[Dovecot] Dovecot 1.1.x and 1.2.x differencies

Eric Shubert ejs at shubes.net
Tue Jun 15 17:20:15 EEST 2010


Charles Marcus wrote:
> On 2010-06-15 6:57 AM, Stan Hoeppner wrote:
>> Too bad the Debian Dovecot maintainer isn't 'The Flash' in getting 
>> binaries uploaded. For i386 anyway. He had the AMD64 1.2.11 binary
>> uploaded to backports within a week IIRC. Took something like 2 weeks
>> IIRC before he got the i386 binary uploaded. If it weren't for the
>> fact that one of the bugs fixed was 'critical' for me (I actually
>> contributed to discovery), I'd probably not have cared.

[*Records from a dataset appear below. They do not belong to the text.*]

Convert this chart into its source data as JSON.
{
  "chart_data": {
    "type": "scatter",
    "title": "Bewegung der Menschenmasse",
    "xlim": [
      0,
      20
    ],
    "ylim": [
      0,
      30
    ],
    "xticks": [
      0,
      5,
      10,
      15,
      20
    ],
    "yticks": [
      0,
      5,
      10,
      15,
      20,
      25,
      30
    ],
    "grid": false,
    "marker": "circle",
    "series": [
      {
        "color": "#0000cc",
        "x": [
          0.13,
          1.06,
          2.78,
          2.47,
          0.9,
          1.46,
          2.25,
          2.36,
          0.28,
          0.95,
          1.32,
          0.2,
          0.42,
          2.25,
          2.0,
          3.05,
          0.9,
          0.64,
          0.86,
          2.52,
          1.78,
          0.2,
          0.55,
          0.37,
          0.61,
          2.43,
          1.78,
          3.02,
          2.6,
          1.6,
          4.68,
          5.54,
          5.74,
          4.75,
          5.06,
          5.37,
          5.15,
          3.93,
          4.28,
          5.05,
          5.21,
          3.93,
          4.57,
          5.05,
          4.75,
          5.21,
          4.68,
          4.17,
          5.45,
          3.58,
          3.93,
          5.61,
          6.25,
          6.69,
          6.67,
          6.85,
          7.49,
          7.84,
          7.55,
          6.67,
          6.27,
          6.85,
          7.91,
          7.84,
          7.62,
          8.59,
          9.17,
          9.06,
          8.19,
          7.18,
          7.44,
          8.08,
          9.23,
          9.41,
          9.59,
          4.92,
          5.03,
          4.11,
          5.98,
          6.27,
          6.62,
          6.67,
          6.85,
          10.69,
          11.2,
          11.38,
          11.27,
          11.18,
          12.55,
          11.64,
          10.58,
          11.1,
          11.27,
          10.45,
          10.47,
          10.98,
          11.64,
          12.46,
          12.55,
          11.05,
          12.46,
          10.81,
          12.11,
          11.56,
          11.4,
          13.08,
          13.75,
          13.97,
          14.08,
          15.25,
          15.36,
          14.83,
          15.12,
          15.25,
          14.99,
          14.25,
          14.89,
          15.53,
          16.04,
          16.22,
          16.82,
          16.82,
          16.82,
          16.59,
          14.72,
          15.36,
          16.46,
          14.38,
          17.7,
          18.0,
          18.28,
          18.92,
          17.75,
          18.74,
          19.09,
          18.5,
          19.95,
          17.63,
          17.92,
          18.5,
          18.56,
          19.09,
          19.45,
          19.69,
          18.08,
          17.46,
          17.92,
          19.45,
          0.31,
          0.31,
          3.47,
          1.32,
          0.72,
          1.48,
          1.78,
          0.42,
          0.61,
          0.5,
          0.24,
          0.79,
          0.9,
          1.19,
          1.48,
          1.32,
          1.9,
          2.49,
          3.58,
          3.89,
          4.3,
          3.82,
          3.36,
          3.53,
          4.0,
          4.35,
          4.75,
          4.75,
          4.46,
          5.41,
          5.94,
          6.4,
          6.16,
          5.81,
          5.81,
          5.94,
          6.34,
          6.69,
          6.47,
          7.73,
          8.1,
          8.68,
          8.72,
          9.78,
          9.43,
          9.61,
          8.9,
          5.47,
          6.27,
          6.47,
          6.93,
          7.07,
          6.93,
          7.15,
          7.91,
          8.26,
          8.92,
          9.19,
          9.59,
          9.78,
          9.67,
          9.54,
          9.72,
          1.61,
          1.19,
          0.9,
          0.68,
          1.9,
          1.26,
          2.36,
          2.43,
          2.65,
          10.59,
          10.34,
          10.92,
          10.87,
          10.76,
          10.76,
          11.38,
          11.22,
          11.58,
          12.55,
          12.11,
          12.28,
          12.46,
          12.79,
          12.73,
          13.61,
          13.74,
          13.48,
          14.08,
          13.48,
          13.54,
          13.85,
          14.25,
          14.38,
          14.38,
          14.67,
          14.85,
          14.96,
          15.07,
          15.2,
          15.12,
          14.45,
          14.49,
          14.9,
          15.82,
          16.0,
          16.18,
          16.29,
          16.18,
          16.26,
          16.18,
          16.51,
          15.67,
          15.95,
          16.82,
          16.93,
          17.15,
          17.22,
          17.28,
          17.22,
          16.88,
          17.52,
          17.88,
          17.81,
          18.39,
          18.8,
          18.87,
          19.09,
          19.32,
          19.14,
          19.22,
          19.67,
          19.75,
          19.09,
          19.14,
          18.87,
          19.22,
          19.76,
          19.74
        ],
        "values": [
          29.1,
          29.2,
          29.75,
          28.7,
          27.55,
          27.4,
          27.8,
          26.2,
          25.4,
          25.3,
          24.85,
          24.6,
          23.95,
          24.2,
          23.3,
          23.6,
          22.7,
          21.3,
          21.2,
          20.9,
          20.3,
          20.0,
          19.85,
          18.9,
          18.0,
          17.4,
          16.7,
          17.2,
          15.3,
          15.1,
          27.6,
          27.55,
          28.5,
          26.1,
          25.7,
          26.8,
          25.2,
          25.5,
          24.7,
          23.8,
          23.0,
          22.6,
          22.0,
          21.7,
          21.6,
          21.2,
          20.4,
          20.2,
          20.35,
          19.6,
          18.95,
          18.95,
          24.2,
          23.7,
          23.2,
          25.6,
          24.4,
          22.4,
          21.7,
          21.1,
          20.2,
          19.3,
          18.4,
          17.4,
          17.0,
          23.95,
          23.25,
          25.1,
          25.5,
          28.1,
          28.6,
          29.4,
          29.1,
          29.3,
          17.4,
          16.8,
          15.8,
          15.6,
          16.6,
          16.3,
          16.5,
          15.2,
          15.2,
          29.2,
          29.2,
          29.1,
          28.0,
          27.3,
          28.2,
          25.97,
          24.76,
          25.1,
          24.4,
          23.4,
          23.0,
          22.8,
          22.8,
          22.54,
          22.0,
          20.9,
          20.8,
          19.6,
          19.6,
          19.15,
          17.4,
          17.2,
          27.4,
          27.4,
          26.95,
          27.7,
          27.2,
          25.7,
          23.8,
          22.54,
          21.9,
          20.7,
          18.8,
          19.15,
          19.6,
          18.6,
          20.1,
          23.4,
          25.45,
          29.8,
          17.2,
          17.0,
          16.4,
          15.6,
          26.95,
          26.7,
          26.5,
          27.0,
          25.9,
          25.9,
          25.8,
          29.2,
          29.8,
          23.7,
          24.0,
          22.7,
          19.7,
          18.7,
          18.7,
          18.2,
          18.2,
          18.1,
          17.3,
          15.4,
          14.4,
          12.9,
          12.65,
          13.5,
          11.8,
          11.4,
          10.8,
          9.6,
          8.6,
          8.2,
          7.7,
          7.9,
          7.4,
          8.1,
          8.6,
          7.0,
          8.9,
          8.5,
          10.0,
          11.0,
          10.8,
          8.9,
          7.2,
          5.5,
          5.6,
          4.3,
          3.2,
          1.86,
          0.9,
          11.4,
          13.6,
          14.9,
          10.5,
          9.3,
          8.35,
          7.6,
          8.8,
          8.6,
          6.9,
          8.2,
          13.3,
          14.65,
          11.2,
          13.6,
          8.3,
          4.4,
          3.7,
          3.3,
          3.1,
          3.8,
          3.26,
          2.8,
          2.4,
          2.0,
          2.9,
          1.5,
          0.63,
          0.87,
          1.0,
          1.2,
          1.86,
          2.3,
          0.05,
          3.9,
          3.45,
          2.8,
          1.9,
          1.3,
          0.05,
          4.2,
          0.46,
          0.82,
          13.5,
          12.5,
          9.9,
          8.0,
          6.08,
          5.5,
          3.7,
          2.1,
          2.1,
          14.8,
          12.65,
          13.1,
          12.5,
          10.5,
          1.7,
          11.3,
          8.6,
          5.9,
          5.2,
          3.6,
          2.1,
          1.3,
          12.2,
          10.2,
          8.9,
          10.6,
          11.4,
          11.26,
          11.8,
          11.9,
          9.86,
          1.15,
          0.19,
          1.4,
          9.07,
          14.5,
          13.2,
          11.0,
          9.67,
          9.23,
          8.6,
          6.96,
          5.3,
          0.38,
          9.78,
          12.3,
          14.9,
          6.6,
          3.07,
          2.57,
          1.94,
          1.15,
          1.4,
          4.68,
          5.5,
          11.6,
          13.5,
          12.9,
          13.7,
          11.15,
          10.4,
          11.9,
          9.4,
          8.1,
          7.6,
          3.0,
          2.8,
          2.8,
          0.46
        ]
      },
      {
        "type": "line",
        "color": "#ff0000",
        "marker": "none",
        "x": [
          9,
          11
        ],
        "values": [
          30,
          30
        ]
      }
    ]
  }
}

Some
>> debian-user list folks say I should simply be grateful we have
>> current Dovecot revs in backports period. I say if we didn't have
>> stuff in backports nobody would use Debian, as all the packages would
>> be 2 years out of date the moment the next stable is released...
> 
> This is precise reason I have never been inclined to try Debian other
> than once over 5 years ago (and why I like gentoo so much)...
> 
> I do understand the argument, and it's apparently worked well for them,
> but imo the 'hard' line should be drawn more against the *system*
> (compiler, kernel, system tools, etc), and not so much the software that
> rides on top.
> 
> I'm still running multiple gentoo servers that were originally installed
> 7 years ago, and are currently running mostly up to date versions of
> everything. I keep all of the *system* packages at 'stable', and
> applications at 'unstable', and it has worked flawlessly, with only a
> few minor bumps easily solved using google and/or the user forums. Yeah,
> 7 years is a long time hardware wise, but if it still works well and
> handles the load well, it fits my criteria of 'if it ain't broke don't
> fix it'.
> 

Charles, thanks for the making the distinction between the OS (*system*) 
and applications. I've believed for years that there is a difference 
there, and this is one good example of why.